Cimice asiatica, via libera all’uso della vespa samurai 

Agricoltura. Il flagello dei campi (che ha fatto perdere fino al 30% del raccolto) potrà essere combattuto con l’uso del parassita antagonista. Ma sarà una guerra lunga almeno tre anni



Trento. Buone notizie sul fronte della difesa delle colture dalla temibile cimiche asiatica. È di ieri la notizia che la Conferenza Stato-Regioni ha dato nei giorni scorsi il parere positivo ai decreti sull’impiego dell’antagonista naturale della cimice: la vespa samurai. La Fem ne prevede il rilascio a giugno, ma intanto nei laboratori di San Michele si prosegue l’allevamento delle cimici - 12 mila esemplari raccolti - per ottenere uova sufficienti sulle quali moltiplicare il parassitoide.

I lanci - spiega Fem - inizieranno durante l'estate, ma il percorso per il contenimento sarà lungo e ci vorranno, come minimo, tre anni per iniziare a ristabilire l'equilibrio ecologico nei frutteti.

Lo scorso anno, già alcune aziende collocate sull'asta dell'Adige, hanno conosciuto la potenziale dannosità della cimice, registrando perdite o deprezzamento di prodotto che superavano il 30%. Secondo i modelli di espansione messi a punto dalla Fem si prevede un allargamento delle aree soggette a forte infestazione, che si estenderanno molto probabilmente alla Valsugana e alla bassa Val di Non.

Ottenuta l’autorizzazione, la vespa samurai sarà rilasciata in campo a partire da giugno.
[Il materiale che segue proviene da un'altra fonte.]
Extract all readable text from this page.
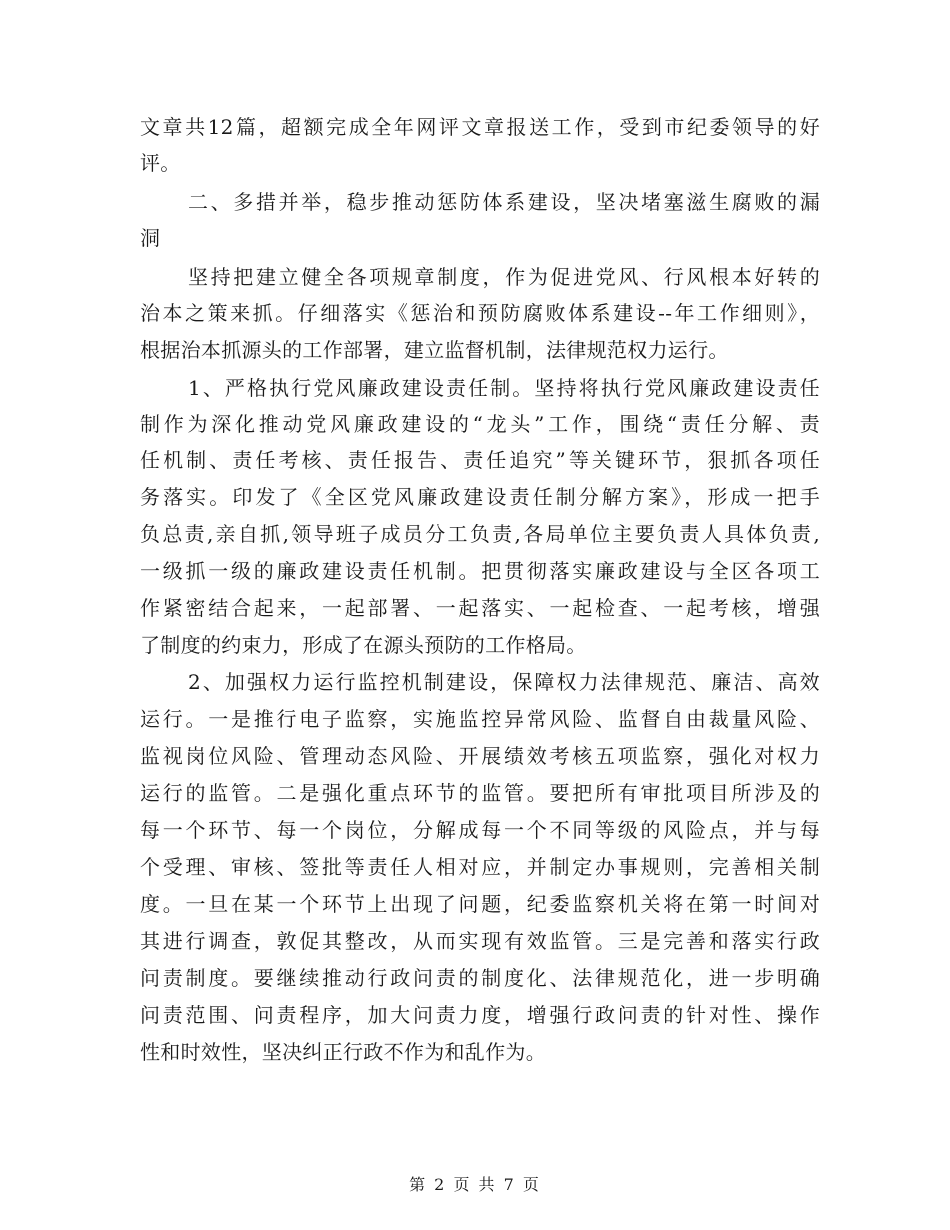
文章共12篇，超额完成全年网评文章报送工作，受到市纪委领导的好
评。
二、多措并举，稳步推动惩防体系建设，坚决堵塞滋生腐败的漏
洞
坚持把建立健全各项规章制度，作为促进党风、行风根本好转的
治本之策来抓。仔细落实《惩治和预防腐败体系建设--年工作细则》，
根据治本抓源头的工作部署，建立监督机制，法律规范权力运行。
1、严格执行党风廉政建设责任制。坚持将执行党风廉政建设责任
制作为深化推动党风廉政建设的“龙头”工作，围绕“责任分解、责
任机制、责任考核、责任报告、责任追究”等关键环节，狠抓各项任
务落实。印发了《全区党风廉政建设责任制分解方案》，形成一把手
负总责,亲自抓,领导班子成员分工负责,各局单位主要负责人具体负责,
一级抓一级的廉政建设责任机制。把贯彻落实廉政建设与全区各项工
作紧密结合起来，一起部署、一起落实、一起检查、一起考核，增强
了制度的约束力，形成了在源头预防的工作格局。
2、加强权力运行监控机制建设，保障权力法律规范、廉洁、高效
运行。一是推行电子监察，实施监控异常风险、监督自由裁量风险、
监视岗位风险、管理动态风险、开展绩效考核五项监察，强化对权力
运行的监管。二是强化重点环节的监管。要把所有审批项目所涉及的
每一个环节、每一个岗位，分解成每一个不同等级的风险点，并与每
个受理、审核、签批等责任人相对应，并制定办事规则，完善相关制
度。一旦在某一个环节上出现了问题，纪委监察机关将在第一时间对
其进行调查，敦促其整改，从而实现有效监管。三是完善和落实行政
问责制度。要继续推动行政问责的制度化、法律规范化，进一步明确
问责范围、问责程序，加大问责力度，增强行政问责的针对性、操作
性和时效性，坚决纠正行政不作为和乱作为。
第 2 页 共 7 页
Le procedure di rilascio comprendono: la scelta dei siti, le loro caratteristiche ecologiche e la loro numerosità, la tempistica e i quantitativi di parassitoide da rilasciare per ciascun sito, le modalità di valutazione dell'efficacia di insediamento e degli eventuali effetti negativi.

L’operazione richiederà tempo (non ci si aspetta il contenimento dei danni nei primi tre anni) e costanza: sarà infatti necessario ripetere i rilasci 2-3 volte all'anno per almeno tre anni. L'obiettivo è quello di far insediare il parassitoide negli ambienti naturali, boschi, siepi, aree non coltivate, laddove ci sono piante ospiti per la cimice che ne consentono la riproduzione e da dove la cimice può migrare massicciamente nelle colture agricole. Non è quindi una operazione di lotta diretta alla popolazione di cimice insediata nel frutteto, ma un intervento indiretto di controllo della popolazione nell’ambiente che solo successivamente si concretizzerà in una riduzione della pressione di infestazione verso la coltura e di conseguenza nella riduzione, se non addirittura l'eliminazione, dei trattamenti chimici per questo fitofago.